Sourabh Desai • 2025-05-29

RAG is dead, long live agentic retrieval

RAG has come a long way since the days of naive chunk retrieval; now agentic strategies are table stakes.

Nowadays, an AI engineer has to be aware of a plethora of techniques and terminology that encompass the data-retrieval aspects of agentic systems: hybrid search, CRAG, Self-RAG, HyDE, deep research, reranking, multi-modal embeddings, and RAPTOR just to name a few.

As we’ve built the Retrieval services in LlamaCloud, we’ve chosen to abstract a few of these techniques into our API, only exposing a few top-level hyper-parameters for controlling these algorithms. In this blog post, we will showcase these various techniques, explaining how and when to use them. We will build upon these techniques one by one and end with a fully agentic retrieval system that can intelligently query multiple knowledge bases at once.

Starting with the basics

You can’t talk about RAG without talking about “naive top-k retrieval”. In this basic approach, document chunks are stored in a vector database, and query embeddings are matched with the k most similar chunk embeddings.

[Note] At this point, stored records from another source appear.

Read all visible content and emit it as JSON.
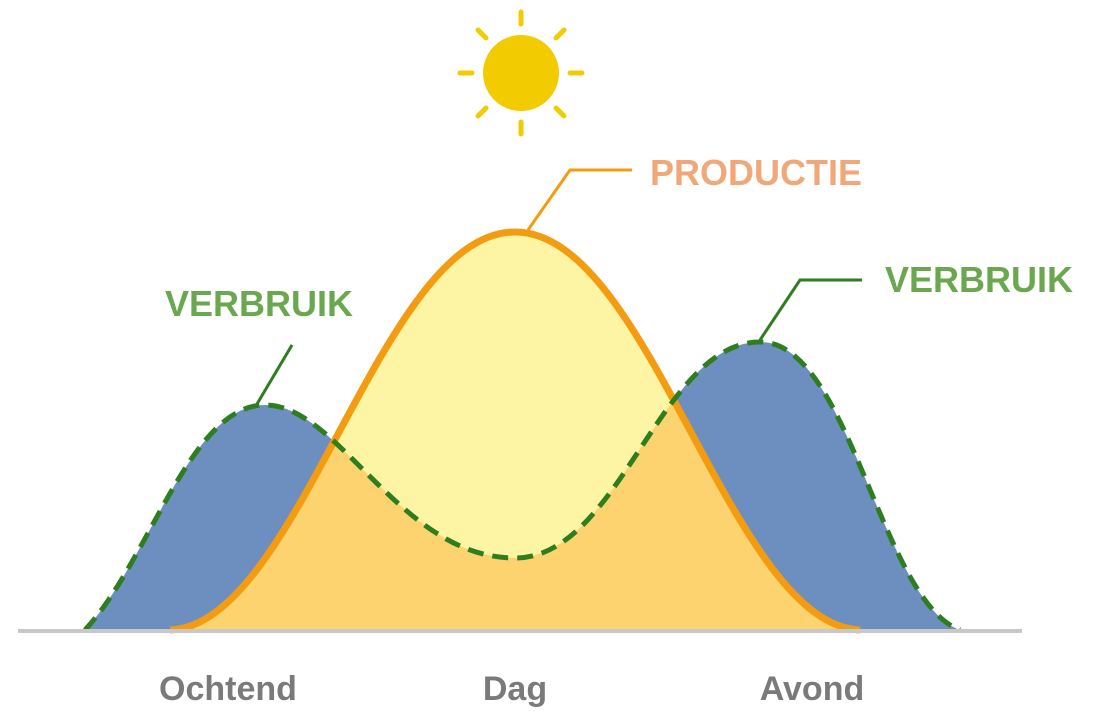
{
  "labels": {
    "production": "PRODUCTIE",
    "consumption_left": "VERBRUIK",
    "consumption_right": "VERBRUIK"
  },
  "periods": [
    "Ochtend",
    "Dag",
    "Avond"
  ]
}
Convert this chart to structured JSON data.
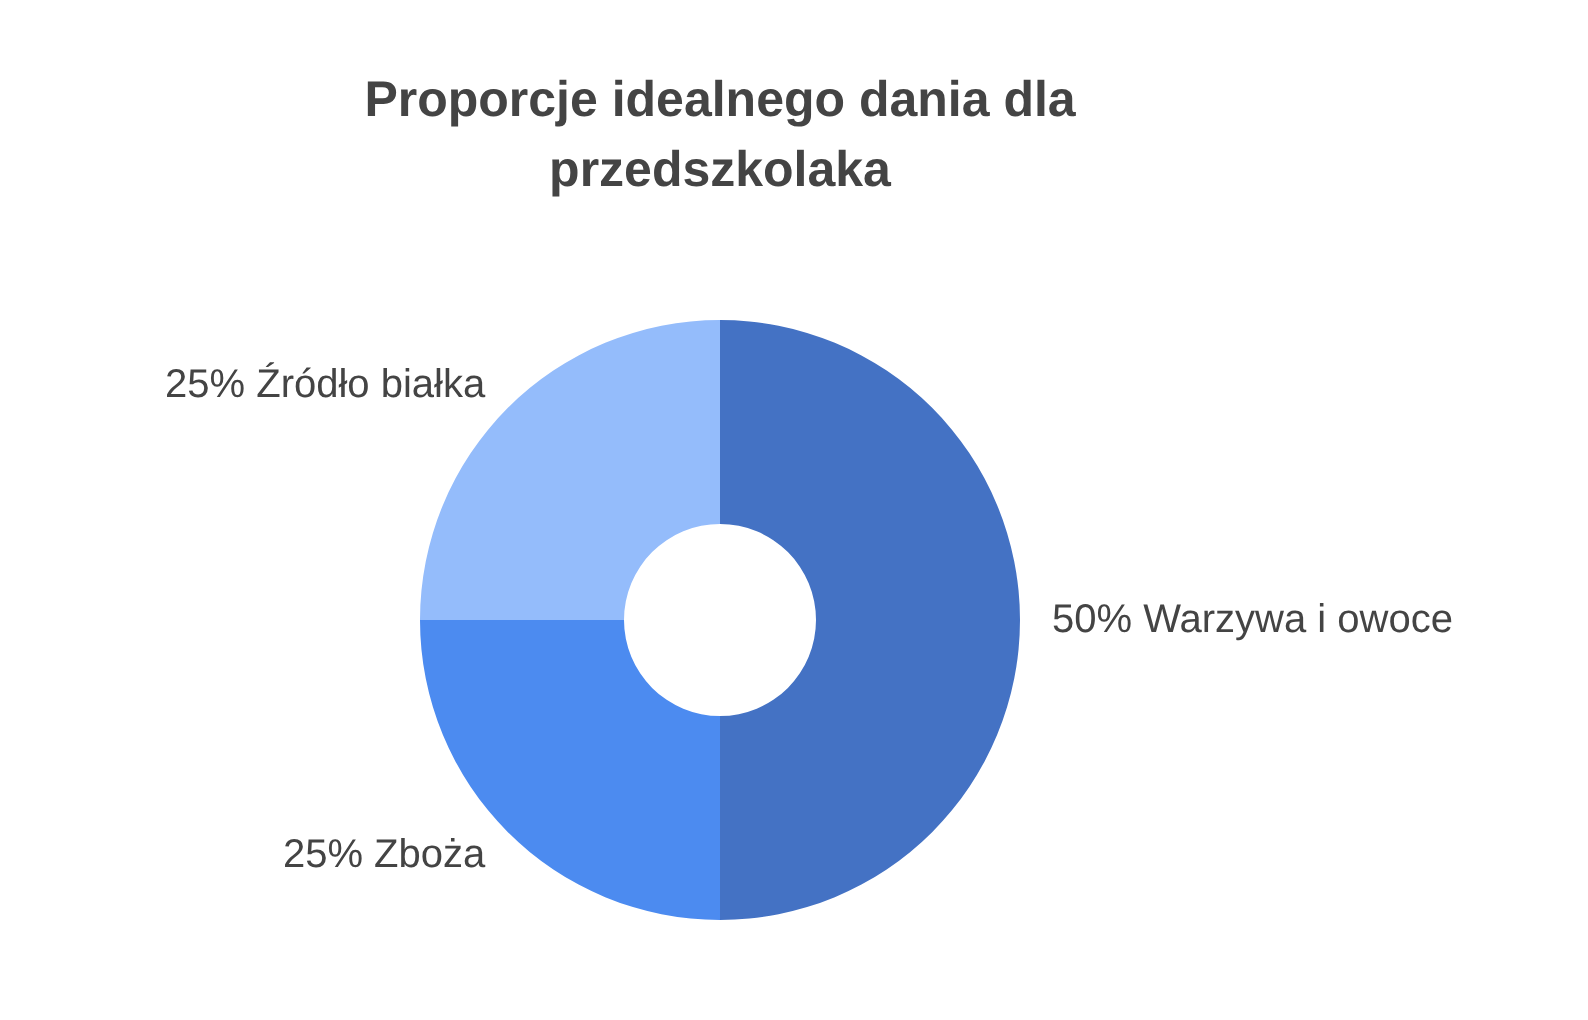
{
  "chart_data": {
    "type": "donut",
    "title": "Proporcje idealnego dania dla przedszkolaka",
    "categories": [
      "Warzywa i owoce",
      "Zboża",
      "Źródło białka"
    ],
    "values": [
      50,
      25,
      25
    ],
    "colors": [
      "#4472c4",
      "#4c8bf0",
      "#94bcfb"
    ],
    "value_labels": [
      "50%",
      "25%",
      "25%"
    ],
    "legend": false
  }
}
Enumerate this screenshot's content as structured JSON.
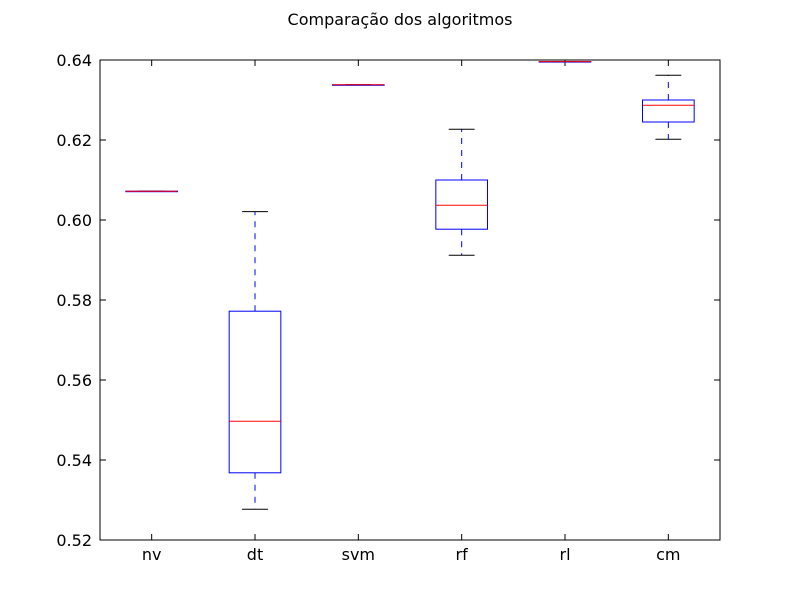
{
  "chart_data": {
    "type": "box",
    "title": "Comparação dos algoritmos",
    "xlabel": "",
    "ylabel": "",
    "ylim": [
      0.52,
      0.64
    ],
    "yticks": [
      "0.52",
      "0.54",
      "0.56",
      "0.58",
      "0.60",
      "0.62",
      "0.64"
    ],
    "ytick_values": [
      0.52,
      0.54,
      0.56,
      0.58,
      0.6,
      0.62,
      0.64
    ],
    "grid": false,
    "categories": [
      "nv",
      "dt",
      "svm",
      "rf",
      "rl",
      "cm"
    ],
    "boxes": [
      {
        "name": "nv",
        "whisker_low": 0.6072,
        "q1": 0.6072,
        "median": 0.6072,
        "q3": 0.6072,
        "whisker_high": 0.6072
      },
      {
        "name": "dt",
        "whisker_low": 0.5277,
        "q1": 0.5368,
        "median": 0.5497,
        "q3": 0.5772,
        "whisker_high": 0.6021
      },
      {
        "name": "svm",
        "whisker_low": 0.6338,
        "q1": 0.6338,
        "median": 0.6338,
        "q3": 0.6338,
        "whisker_high": 0.6338
      },
      {
        "name": "rf",
        "whisker_low": 0.5912,
        "q1": 0.5977,
        "median": 0.6037,
        "q3": 0.61,
        "whisker_high": 0.6227
      },
      {
        "name": "rl",
        "whisker_low": 0.6396,
        "q1": 0.6396,
        "median": 0.6396,
        "q3": 0.6396,
        "whisker_high": 0.6396
      },
      {
        "name": "cm",
        "whisker_low": 0.6202,
        "q1": 0.6245,
        "median": 0.6287,
        "q3": 0.63,
        "whisker_high": 0.6362
      }
    ],
    "colors": {
      "box": "#0000ff",
      "whisker": "#0000ff",
      "cap": "#000000",
      "median": "#ff0000",
      "axes": "#000000"
    }
  }
}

Here’s a basic code snippet to index a simple folder of PDFs:

import os
from llama_index.indices.managed.llama_cloud import LlamaCloudIndex
# ^ pip install llama-index-indices-managed-llama-cloud

financial_index = LlamaCloudIndex.from_documents(
    documents=[],  # leave documents empty since we will be uploading the raw files
    name="Financial Reports",
    project_name=project_name,
)

financial_reports_directory = "./data/financial_reports"
for file_name in os.listdir(financial_reports_directory):
    file_path = os.path.join(financial_reports_directory, file_name)
    # Add each file to the slides index
    financial_index.upload_file(file_path, wait_for_ingestion=False)

financial_index.wait_for_completion()

Once this is indexing is completed, you can start retrieving these chunks with one more line:

query = "Where is Microsoft headquartered?"
nodes = financial_index.as_retriever().retrieve(query)
# or, if you've set up the Settings object, generate the full response here
response = financial_index.as_query_engine().query(query)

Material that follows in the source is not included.